Credit scores are used to predict a person’s likelihood to pay back a loan on time and are important for people seeking a mortgage, credit card, or car loan. Factors that can influence a person’s credit score include their history of paying bills on time – including medical bills -- current unpaid debts, how much available credit is being used, new applications for credit, and whether any debts have been sent to collection or resulted in foreclosure or bankruptcy.
The new report, titled “The Financial Consequences of Undiagnosed Memory Disorders,” is based on reporting data from credit agency Equifax that was merged with Medicare data by linking people’s Social Security numbers. The analysis was based on a representative sample using data spanning 14 years for more than 2.4 million people. The estimated incidence of Alzheimer’s disease or related disorders was nearly 1% among people ages 65 to 74, nearly 3% for people ages 75 to 84, and just over 6% for people ages 85 and older.
In the 5 years before a diagnosis of Alzheimer’s disease or similar condition, people were more likely to be late on payments, the researchers found.
“The harmful financial effects of undiagnosed memory disorders exacerbate the already substantial financial pressure households face upon diagnosis of a memory disorder,” the authors wrote. “Our findings substantiate the possible utility of credit reporting data for facilitating early identification of those at risk for memory disorders.”
Late payments of credit card bills were seen for 5 years prior to diagnosis, and patterns of late payments by mortgage borrowers were observed for 3 years before diagnosis.
Specifically, at 2 years before diagnosis, the researchers reported a 21% increased likelihood of late credit card payments and an 11% increased likelihood of late mortgage payments, compared to payment trends 6 years before people were diagnosed. The average delinquent mortgage balance was $2,910 among those who were eventually diagnosed, and the average delinquent credit card balance among cardholders eventually diagnosed was $384.

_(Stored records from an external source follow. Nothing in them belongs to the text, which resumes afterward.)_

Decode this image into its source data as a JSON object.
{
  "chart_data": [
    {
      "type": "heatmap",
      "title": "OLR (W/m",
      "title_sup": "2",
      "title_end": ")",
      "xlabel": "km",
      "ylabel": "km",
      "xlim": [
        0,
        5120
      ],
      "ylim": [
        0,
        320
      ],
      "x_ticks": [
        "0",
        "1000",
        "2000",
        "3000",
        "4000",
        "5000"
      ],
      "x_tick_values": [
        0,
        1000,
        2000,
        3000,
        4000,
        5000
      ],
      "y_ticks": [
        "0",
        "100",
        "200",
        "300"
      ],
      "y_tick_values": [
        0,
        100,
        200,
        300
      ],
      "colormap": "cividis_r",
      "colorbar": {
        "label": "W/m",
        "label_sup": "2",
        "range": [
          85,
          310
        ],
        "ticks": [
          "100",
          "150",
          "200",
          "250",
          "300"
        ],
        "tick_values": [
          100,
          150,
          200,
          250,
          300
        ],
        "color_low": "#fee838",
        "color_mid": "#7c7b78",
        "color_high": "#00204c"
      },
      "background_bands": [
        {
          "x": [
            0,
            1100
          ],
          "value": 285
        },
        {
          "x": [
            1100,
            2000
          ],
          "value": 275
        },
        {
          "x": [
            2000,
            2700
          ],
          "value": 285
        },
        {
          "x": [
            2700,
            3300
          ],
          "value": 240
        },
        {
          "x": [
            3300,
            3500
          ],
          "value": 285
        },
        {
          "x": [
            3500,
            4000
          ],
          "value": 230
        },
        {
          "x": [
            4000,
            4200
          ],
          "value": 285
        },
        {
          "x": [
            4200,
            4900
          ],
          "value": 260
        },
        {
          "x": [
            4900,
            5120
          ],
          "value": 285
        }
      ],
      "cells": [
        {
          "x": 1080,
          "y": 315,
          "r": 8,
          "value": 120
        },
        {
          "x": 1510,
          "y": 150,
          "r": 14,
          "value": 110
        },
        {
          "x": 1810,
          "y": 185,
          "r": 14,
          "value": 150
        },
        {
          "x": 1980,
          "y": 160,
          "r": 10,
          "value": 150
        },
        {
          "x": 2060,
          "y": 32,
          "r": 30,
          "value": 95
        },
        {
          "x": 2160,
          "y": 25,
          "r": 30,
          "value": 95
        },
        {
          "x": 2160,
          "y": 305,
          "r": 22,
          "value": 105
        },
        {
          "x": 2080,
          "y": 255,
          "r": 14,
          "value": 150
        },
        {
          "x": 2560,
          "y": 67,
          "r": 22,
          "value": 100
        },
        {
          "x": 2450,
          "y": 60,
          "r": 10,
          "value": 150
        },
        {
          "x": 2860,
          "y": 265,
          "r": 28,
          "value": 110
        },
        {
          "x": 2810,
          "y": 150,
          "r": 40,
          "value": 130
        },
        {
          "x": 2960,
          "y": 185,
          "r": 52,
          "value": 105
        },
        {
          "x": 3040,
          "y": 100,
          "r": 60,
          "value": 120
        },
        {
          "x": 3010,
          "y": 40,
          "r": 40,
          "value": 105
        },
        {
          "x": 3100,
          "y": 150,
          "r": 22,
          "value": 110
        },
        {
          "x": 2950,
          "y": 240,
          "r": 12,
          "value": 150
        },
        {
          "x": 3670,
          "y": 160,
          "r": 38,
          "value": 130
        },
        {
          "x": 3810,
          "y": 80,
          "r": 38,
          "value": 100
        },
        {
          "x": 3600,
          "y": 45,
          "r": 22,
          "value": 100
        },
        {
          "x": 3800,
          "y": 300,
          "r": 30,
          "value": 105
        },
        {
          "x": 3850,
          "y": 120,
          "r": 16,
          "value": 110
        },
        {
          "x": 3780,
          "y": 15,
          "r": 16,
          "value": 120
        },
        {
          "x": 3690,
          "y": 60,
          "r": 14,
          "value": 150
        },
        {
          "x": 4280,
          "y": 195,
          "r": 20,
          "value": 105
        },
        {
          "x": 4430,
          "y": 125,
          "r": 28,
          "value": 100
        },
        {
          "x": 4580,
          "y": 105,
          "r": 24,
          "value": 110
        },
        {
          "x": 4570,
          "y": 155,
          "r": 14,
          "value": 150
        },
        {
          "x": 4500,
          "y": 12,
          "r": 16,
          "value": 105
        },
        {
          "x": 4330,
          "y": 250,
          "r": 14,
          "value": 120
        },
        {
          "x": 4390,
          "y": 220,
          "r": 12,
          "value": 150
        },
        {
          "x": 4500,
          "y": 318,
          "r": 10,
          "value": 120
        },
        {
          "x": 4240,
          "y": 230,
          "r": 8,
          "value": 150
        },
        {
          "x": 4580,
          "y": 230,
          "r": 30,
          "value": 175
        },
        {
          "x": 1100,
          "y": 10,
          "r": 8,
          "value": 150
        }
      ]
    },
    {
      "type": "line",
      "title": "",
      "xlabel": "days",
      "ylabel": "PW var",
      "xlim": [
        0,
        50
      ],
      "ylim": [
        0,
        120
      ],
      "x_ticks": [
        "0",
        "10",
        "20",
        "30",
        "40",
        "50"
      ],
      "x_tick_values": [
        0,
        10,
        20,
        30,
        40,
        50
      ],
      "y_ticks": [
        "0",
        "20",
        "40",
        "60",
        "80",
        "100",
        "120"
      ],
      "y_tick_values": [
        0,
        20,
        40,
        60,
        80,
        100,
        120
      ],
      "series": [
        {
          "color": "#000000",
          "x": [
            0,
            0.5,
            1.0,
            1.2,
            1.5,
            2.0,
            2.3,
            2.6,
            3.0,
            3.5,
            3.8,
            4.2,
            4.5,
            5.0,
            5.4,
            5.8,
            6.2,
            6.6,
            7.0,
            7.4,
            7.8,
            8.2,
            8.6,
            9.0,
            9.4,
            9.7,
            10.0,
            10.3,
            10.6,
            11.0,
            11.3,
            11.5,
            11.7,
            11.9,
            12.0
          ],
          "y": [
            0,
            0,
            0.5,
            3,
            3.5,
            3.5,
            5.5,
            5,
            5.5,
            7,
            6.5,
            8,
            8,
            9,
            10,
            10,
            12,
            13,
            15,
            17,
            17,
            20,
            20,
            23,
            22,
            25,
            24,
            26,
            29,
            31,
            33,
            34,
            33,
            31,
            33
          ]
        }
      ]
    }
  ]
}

“These changes also reduce access to credit and affect credit limits and interest rates on credit cards and personal loans — all at a time when the demand for household financial resources is likely to increase to pay for the substantial caregiving and related costs associated with later stages of memory disorders,” the authors wrote.
Cognitive function has long been linked to a person’s financial behavior, from a person’s wealth and investment performance to mortgage and credit card problems, the report authors noted. Previous research has suggested that in addition to poor financial decision-making, people with cognitive impairments are at increased risk of financial exploitation.
Trouble paying bills on time has long been on the list of potential early warning signs of dementia, plus other cognitive changes that affect memory, thinking, and reasoning. Psychological changes are also possible, and symptoms vary from person to person. Most diagnoses of dementia are made after a person turns 65 years old.